SAINT LAURENT/サンローラン(2014年製作の映画)
3.0
今日の試写会は「サンローラン」。アカデミー賞の外国語映画賞フランス代表作品、カンヌ国際映画祭コンペティション部門正式出品作品です。

60〜70年代、飛ぶ鳥を落とす勢いのイブ・サンローランが描かれる。美しいモデルをはべらせ夜毎パーティ的な派手な生活を送りながら自身は同性愛志向者という苦悩も抱えている。

前半はただひたすら美しい映像が続く。年ごとのコレクションが、その年に起こったニュース映像と分割された画面に同時に流される趣向がいい。ただ後半同性愛に目覚めてからのフレディ・マーキュリー風の方々とのまぐわいの映像は見るのが辛かったな。(女性は美しいと言っていましたが、BL好きの人じゃないとちと辛い)
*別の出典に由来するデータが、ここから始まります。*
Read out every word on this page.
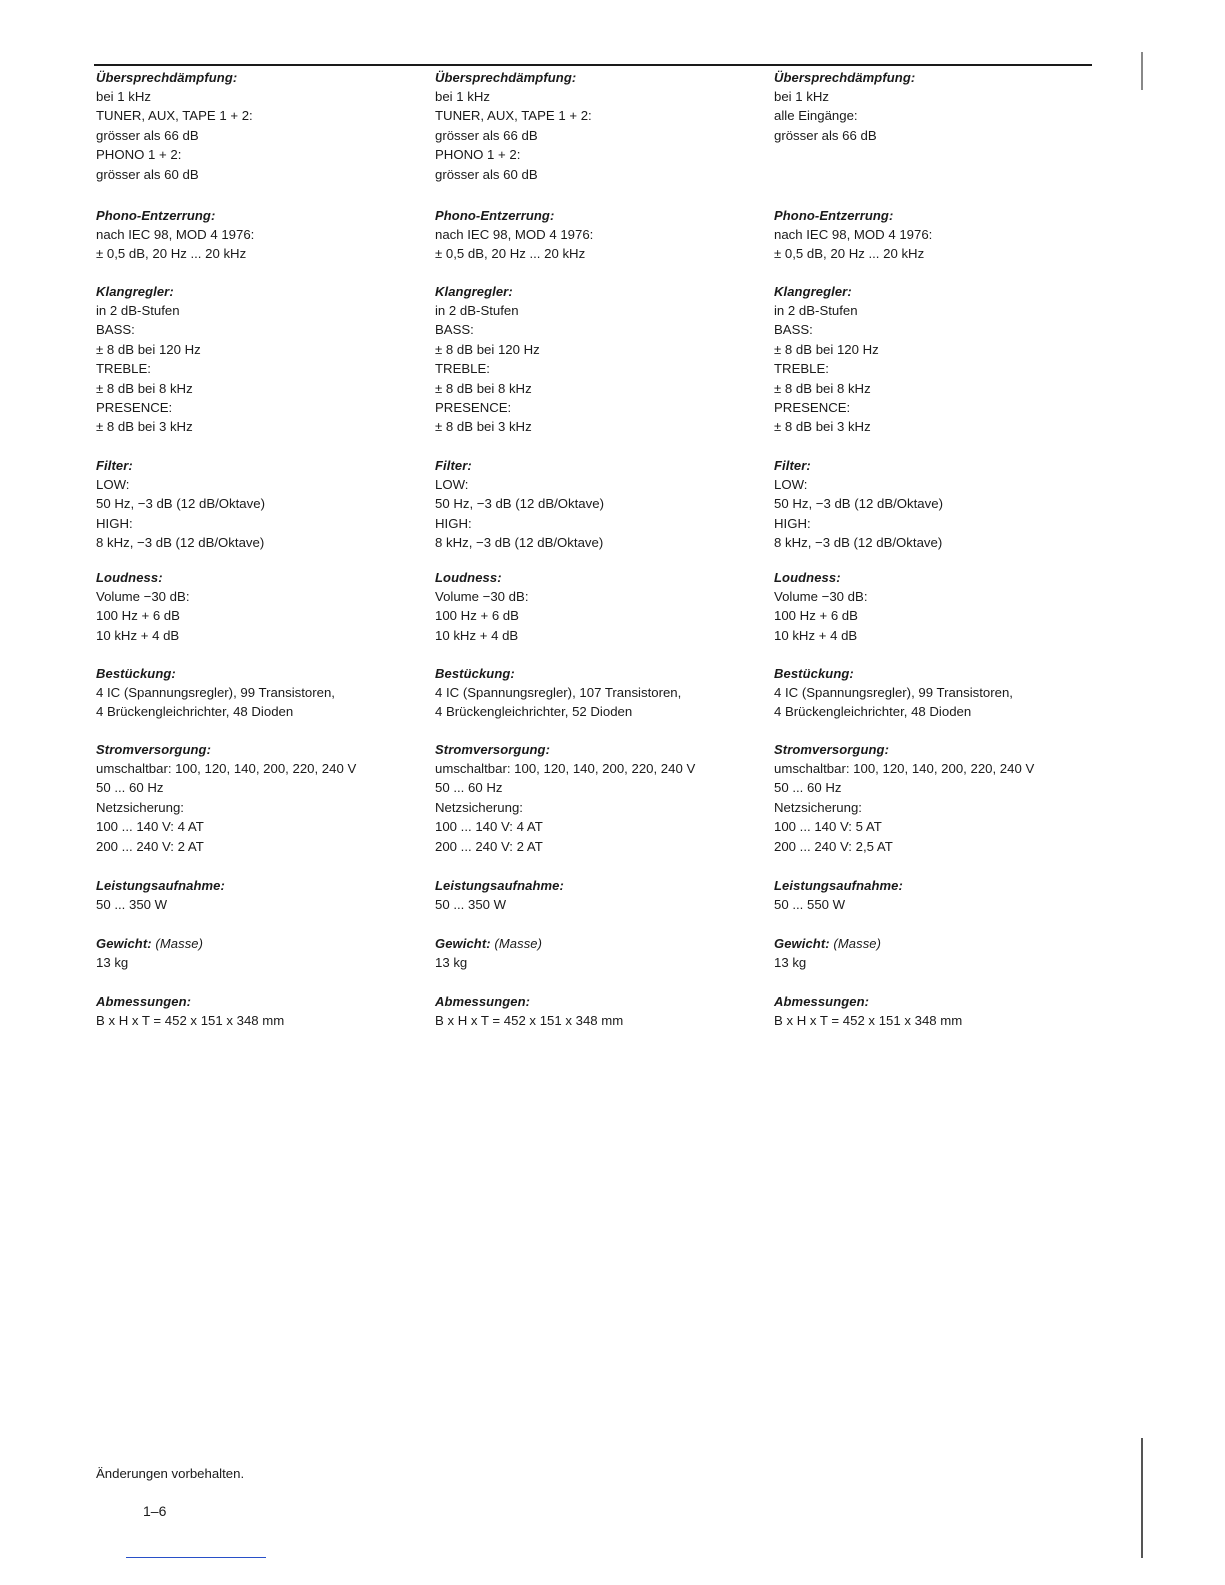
Übersprechdämpfung:
bei 1 kHz
TUNER, AUX, TAPE 1 + 2:
grösser als 66 dB
PHONO 1 + 2:
grösser als 60 dB
Phono-Entzerrung:
nach IEC 98, MOD 4 1976:
± 0,5 dB, 20 Hz ... 20 kHz
Klangregler:
in 2 dB-Stufen
BASS:
± 8 dB bei 120 Hz
TREBLE:
± 8 dB bei 8 kHz
PRESENCE:
± 8 dB bei 3 kHz
Filter:
LOW:
50 Hz, −3 dB (12 dB/Oktave)
HIGH:
8 kHz, −3 dB (12 dB/Oktave)
Loudness:
Volume −30 dB:
100 Hz + 6 dB
10 kHz + 4 dB
Bestückung:
4 IC (Spannungsregler), 99 Transistoren,
4 Brückengleichrichter, 48 Dioden
Stromversorgung:
umschaltbar: 100, 120, 140, 200, 220, 240 V
50 ... 60 Hz
Netzsicherung:
100 ... 140 V: 4 AT
200 ... 240 V: 2 AT
Leistungsaufnahme:
50 ... 350 W
Gewicht: (Masse)
13 kg
Abmessungen:
B x H x T = 452 x 151 x 348 mm
Übersprechdämpfung:
bei 1 kHz
TUNER, AUX, TAPE 1 + 2:
grösser als 66 dB
PHONO 1 + 2:
grösser als 60 dB
Phono-Entzerrung:
nach IEC 98, MOD 4 1976:
± 0,5 dB, 20 Hz ... 20 kHz
Klangregler:
in 2 dB-Stufen
BASS:
± 8 dB bei 120 Hz
TREBLE:
± 8 dB bei 8 kHz
PRESENCE:
± 8 dB bei 3 kHz
Filter:
LOW:
50 Hz, −3 dB (12 dB/Oktave)
HIGH:
8 kHz, −3 dB (12 dB/Oktave)
Loudness:
Volume −30 dB:
100 Hz + 6 dB
10 kHz + 4 dB
Bestückung:
4 IC (Spannungsregler), 107 Transistoren,
4 Brückengleichrichter, 52 Dioden
Stromversorgung:
umschaltbar: 100, 120, 140, 200, 220, 240 V
50 ... 60 Hz
Netzsicherung:
100 ... 140 V: 4 AT
200 ... 240 V: 2 AT
Leistungsaufnahme:
50 ... 350 W
Gewicht: (Masse)
13 kg
Abmessungen:
B x H x T = 452 x 151 x 348 mm
Übersprechdämpfung:
bei 1 kHz
alle Eingänge:
grösser als 66 dB
Phono-Entzerrung:
nach IEC 98, MOD 4 1976:
± 0,5 dB, 20 Hz ... 20 kHz
Klangregler:
in 2 dB-Stufen
BASS:
± 8 dB bei 120 Hz
TREBLE:
± 8 dB bei 8 kHz
PRESENCE:
± 8 dB bei 3 kHz
Filter:
LOW:
50 Hz, −3 dB (12 dB/Oktave)
HIGH:
8 kHz, −3 dB (12 dB/Oktave)
Loudness:
Volume −30 dB:
100 Hz + 6 dB
10 kHz + 4 dB
Bestückung:
4 IC (Spannungsregler), 99 Transistoren,
4 Brückengleichrichter, 48 Dioden
Stromversorgung:
umschaltbar: 100, 120, 140, 200, 220, 240 V
50 ... 60 Hz
Netzsicherung:
100 ... 140 V: 5 AT
200 ... 240 V: 2,5 AT
Leistungsaufnahme:
50 ... 550 W
Gewicht: (Masse)
13 kg
Abmessungen:
B x H x T = 452 x 151 x 348 mm
Änderungen vorbehalten.
1–6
「その繊細さが彼を壊していく」というセリフがあるが、終盤サンローランは心を病んでいく。そしてラストを飾るのは病床の身でデザインをした'76コレクションの再現だ。画面を細かくカット割りしてドレスとシューズをそれぞれアップで見せたり、見せ方へのこだわりは斬新でスタイリッシュ。

全編サンローランのドレスはもちろんウォーホルや70年代のポップカルチャー満載で美しいが、150分はさすがに長い。意図がよくわからない時間軸の行ったり来たりや、終盤挿入される晩年のサンローラン(別役者)の件りはいらなかったんじゃないかな。でもファッション好きな人は要チェックです。